Saturday, January 24, 2009

Powerless

I don't know what it is. Maybe its the over all melancholy day I've had so far; knowing that I am going to be out late I really haven't done much. Maybe a touch of seasonal depression, or maybe my current mood is brought about truly by the current condition of so many I know in my life. Overall I am fine. I have everything I need, maybe not everything I want but at this point in time I'll settle for that. Whats troubling me are the amount of people I know who are in distress for whatever reason. The reasons are many from financial to medical to emotional and back again. While the reasons are varied they all carry one striking similarity. I can't help them; no matter how much I want to there is simply nothing I can do to help. Short of granting wishes, miracles or even simple medical marvels I can not do a damn thing to help these people, and I believe its starting to take its toll on me. Now mind you no one has asked for my help, but I am not the type of person who can just hear bad news or tales of struggle without becoming empathic.

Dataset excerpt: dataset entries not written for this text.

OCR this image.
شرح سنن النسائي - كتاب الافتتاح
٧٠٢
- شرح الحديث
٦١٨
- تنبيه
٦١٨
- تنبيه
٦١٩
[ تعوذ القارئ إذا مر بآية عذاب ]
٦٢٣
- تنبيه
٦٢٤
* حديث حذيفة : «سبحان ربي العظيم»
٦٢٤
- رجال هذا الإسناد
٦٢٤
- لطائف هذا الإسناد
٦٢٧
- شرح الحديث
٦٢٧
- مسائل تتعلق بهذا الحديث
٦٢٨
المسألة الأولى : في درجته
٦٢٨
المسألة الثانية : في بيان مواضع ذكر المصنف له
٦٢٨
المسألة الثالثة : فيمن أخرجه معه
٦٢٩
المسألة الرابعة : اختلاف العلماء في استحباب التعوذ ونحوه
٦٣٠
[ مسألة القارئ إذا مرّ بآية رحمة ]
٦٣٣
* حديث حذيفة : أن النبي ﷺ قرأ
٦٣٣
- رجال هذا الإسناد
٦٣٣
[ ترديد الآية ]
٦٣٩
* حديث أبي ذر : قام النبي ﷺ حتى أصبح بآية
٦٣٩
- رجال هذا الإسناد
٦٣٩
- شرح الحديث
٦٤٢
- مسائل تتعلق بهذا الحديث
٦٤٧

It was just this week that I realized just how much is going on and it arrived at the same time I realized how much I can't solve all the problems. My natural response is to do just that, but that is up to the people with the issue to solve on their own. Otherwise it doesn't really go away, it just gets put off. Knowing that the responsibility is off my shoulders doesn't make it any less harder to see and while I offer as much support as possible. I fear its not enough. So I guess my next lesson to learn is to have a little faith.